1.Quick way to use the model from caret package:
Get the finalModel result from the 'train' object:
nnetObj = train_model$finalModel # return the 'nnet' model which the caret package has found.
yPredInt = nnetPredInt(nnetObj, xTrain = xtrain, yTrain = ytrain,newData = dframe)
For Example, Use the Iris Dataset and the 'nnet' method from caret package for regression prediction.
library(caret)
library(nnetpredint)
# Setosa 0 and Versicolor 1
ird <- data.frame(rbind(iris3[,,1], iris3[,,2]), species = c(rep(0, 50), rep(1, 50)))
samp = sample(1:100, 80)
xtrain = ird[samp,][1:4]
ytrain = ird[samp,]$species
# Training
train_model <- train(x = xtrain, y = ytrain, method = "nnet", linout = FALSE, na.action = na.exclude,trace=FALSE)
class(train_model) # [1] "train"
nnetObj = train_model$finalModel
class(nnetObj) # [1] "nnet.formula" "nnet"
# Constructing Prediction Interval
xtest = ird[-samp,][1:4]
ytest = ird[-samp,]$species
yPredInt = nnetPredInt(nnetObj, xTrain = xtrain, yTrain = ytrain,newData = xtest)
# Compare Results: ytest and yPredInt
ytest
yPredInt
2.The Hard Way
Use the generic nnetPredInt function to pass all the neural net specific parameters to the function:
nnetPredInt(object = NULL, xTrain, yTrain, yFit, node, wts, newData,alpha = 0.05 , lambda = 0.5, funName = 'sigmoid', ...)
xTrain # Training Dataset
yTrain # Training Target Value
yFit # Fitted Value of the training data
node # Structure of your network, like c(4,5,5,1)

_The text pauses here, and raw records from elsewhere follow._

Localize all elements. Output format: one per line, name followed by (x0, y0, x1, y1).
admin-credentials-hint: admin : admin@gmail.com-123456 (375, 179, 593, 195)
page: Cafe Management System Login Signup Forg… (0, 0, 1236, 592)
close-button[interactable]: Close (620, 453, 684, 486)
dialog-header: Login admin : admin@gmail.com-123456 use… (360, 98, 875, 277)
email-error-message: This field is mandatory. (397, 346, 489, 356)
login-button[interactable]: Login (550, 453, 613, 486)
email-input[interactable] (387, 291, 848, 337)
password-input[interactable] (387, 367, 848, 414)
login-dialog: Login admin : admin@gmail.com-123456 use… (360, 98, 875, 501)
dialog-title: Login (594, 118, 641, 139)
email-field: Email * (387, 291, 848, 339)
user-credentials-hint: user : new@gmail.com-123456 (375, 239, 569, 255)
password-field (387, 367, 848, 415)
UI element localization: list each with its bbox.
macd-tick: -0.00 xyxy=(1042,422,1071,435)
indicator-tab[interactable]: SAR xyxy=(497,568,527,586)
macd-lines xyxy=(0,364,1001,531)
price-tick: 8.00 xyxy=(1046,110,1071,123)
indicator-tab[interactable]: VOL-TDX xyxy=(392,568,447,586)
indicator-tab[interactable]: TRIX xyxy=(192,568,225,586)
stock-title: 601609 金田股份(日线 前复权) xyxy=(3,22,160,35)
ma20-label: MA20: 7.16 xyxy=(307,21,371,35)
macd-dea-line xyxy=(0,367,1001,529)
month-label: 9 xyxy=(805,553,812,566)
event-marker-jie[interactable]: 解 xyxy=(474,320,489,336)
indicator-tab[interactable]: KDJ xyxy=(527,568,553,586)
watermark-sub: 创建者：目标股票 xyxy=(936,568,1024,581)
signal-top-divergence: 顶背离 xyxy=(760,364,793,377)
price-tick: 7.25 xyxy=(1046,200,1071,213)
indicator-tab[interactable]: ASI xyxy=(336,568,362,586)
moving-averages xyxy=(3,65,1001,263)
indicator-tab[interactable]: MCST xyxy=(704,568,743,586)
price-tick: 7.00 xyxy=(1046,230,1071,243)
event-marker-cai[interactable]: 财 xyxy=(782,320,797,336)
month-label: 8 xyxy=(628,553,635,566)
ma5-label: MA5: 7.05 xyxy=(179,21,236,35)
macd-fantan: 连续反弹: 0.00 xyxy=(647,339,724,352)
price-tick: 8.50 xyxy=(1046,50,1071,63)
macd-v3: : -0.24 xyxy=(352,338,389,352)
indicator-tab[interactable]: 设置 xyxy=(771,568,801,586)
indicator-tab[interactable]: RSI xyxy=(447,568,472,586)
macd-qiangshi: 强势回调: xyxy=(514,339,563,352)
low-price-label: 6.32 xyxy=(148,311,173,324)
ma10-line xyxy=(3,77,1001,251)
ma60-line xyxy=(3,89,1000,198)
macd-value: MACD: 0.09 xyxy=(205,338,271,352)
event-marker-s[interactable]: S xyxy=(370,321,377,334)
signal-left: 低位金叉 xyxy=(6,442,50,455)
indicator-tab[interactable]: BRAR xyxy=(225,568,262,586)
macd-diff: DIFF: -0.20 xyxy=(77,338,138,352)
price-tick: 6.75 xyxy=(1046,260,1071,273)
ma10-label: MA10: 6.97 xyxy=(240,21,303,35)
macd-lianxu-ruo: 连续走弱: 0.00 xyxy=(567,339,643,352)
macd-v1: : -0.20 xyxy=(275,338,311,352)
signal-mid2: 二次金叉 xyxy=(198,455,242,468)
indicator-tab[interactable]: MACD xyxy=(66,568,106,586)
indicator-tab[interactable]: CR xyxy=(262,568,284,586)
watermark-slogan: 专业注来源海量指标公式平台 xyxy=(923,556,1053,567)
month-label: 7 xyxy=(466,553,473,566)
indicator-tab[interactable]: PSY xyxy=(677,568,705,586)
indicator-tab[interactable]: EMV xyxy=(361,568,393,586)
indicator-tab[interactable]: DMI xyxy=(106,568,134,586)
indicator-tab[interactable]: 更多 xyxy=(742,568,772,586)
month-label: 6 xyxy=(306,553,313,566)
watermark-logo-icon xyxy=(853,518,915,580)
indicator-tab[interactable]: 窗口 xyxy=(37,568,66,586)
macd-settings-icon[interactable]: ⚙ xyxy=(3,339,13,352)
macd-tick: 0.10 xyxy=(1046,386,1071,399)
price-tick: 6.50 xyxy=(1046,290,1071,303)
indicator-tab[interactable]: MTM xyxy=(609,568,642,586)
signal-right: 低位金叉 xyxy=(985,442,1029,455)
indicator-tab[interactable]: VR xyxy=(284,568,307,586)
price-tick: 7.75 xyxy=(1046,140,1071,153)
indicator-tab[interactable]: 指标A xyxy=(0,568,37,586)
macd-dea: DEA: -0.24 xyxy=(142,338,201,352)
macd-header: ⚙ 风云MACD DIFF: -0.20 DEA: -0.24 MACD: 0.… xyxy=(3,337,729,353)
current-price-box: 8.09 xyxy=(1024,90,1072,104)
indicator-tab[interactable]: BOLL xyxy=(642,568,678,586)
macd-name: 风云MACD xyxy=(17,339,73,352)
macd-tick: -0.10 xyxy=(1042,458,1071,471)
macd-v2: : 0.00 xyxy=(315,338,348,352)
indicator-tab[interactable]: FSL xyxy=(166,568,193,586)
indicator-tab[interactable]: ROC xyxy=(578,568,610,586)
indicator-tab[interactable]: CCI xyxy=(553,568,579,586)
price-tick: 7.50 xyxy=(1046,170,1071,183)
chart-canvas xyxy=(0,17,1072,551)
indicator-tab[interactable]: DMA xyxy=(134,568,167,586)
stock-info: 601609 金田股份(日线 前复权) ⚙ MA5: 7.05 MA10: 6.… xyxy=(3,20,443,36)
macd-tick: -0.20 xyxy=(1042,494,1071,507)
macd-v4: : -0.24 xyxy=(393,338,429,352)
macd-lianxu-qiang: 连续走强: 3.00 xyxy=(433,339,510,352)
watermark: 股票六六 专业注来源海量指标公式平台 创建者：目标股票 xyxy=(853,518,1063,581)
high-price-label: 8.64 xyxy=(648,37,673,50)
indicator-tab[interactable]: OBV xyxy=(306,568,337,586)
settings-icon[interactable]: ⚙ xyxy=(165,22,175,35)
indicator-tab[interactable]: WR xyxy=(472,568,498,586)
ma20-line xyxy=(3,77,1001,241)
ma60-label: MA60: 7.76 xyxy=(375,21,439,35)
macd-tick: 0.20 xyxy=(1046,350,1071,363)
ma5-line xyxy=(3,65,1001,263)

wts # Specific order of weights parameters found by your neural network
newData # New Data for prediction
Tips:
Right now nnetpredint package only support the standard multilayer neural network regression with activated output, not the linear output,
And it will support more type of models soon in the future.
You can use the nnetPredInt function {package:nnetpredint}. Check out the function's help page here
If you are open to writing your own implementation there is another option. You can get prediction intervals from a trained net using the same implementation you would write for standard non-linear regression (assuming back propagation was used to do the estimation).
This paper goes through the methodology and is fairly straight foward: http://www.cis.upenn.edu/~ungar/Datamining/Publications/yale.pdf.
There are, as with everything,some cons (outlined in the paper) to this approach but definitely worth knowing as an option.